Did anyone else play with toys that could have easily doubled as potential murder weapons when they were kids? As a kid born in the early 1970s, we certainly saw our fair share. You know what I mean, those toys that would never pass safety regulations today. One such toy that I vividly remember were these lawn darts called Jarts. I am not sure why they replaced the “d” in darts with a “j” but who cares, the letter “j” must be more fun.
I actually think the full product name was “Slider Jarts” and these things were wicked fun. They were made of metal and plastic and were around 9-12 inches in length. They had these plastic fins that would slide up and down the jart, as you launched them into the air. I suppose the sliding fins were there to make them more aerodynamic, at least as a kid, that’s how I viewed them. But the most important part, and the most dangerous, were the heavy metal tips. These were what caused the jart to fall tip first towards the ground and it was definitely going to stick in the ground, or a kid, due to the forces of gravity and physics. See, they were educational too!
The point of the game was to set up these included yellow rings on opposite sides of the lawn and then you would try to get your color of jart to land within or as close as possible to the ring. This was great fun and we spent hours playing this way. Inevitably though, we would try and launch them as high as we could and then run as they began to fall to earth. Man, we were dumb and lucky, but mostly dumb.
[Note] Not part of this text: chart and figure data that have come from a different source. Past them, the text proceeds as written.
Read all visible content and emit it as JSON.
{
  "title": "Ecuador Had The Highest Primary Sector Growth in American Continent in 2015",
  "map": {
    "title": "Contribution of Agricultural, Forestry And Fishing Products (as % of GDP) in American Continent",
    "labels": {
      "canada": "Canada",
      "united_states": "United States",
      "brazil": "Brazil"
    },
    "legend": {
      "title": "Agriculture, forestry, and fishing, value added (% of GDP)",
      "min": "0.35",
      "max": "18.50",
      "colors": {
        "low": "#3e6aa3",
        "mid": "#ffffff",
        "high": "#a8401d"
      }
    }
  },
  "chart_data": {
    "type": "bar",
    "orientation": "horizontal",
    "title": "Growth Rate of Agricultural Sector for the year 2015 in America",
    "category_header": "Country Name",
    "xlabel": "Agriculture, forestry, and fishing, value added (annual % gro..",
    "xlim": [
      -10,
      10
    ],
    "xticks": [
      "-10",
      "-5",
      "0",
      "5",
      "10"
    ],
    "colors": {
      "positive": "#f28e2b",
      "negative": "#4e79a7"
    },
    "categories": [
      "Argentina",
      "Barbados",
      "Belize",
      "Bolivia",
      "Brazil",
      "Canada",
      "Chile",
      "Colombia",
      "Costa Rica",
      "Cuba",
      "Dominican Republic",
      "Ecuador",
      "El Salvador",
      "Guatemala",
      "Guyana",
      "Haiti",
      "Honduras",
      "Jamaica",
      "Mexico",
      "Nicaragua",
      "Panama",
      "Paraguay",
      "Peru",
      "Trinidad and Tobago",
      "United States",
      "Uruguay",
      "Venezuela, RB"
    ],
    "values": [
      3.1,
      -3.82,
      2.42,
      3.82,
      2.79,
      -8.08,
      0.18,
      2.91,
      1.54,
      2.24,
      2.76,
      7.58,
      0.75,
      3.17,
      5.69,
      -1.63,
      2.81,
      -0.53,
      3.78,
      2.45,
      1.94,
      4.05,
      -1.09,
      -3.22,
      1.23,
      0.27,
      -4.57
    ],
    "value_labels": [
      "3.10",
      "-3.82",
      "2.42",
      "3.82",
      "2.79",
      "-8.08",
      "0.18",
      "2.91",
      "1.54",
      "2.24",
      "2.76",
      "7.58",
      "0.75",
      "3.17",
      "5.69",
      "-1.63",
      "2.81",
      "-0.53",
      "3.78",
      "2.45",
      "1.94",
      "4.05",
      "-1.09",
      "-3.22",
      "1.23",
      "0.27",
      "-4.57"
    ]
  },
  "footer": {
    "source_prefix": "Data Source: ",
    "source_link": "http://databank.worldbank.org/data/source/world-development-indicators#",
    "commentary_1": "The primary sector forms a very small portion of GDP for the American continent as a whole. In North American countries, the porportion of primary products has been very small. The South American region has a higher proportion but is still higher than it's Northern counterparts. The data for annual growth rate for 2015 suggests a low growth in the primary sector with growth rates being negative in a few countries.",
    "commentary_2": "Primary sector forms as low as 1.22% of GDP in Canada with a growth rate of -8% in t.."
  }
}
To illustrate how dumb we were, there was this one time that one of us, likely my brother or myself, launched one a little too straight. Next thing we knew, it came down and hit the passenger side door on our family car, a bright yellow 1980 Pontiac Phoenix. It left a decent sized dent in the door. I’m not sure my folks ever had it fixed as I still remember that dent, years later. I am also pretty sure that we never got to play jarts again either.
This video that I found on YouTube gives a pretty good idea of what they looked like and what came in the box.
What a wild toy that was and what a time to be a kid. Without the internet or much in the way of electronics to distract us, we made all kinds of great memories. Even dangerous, potentially deadly, memories. I may attempt to find a set on eBay and see if I’ve still got the touch.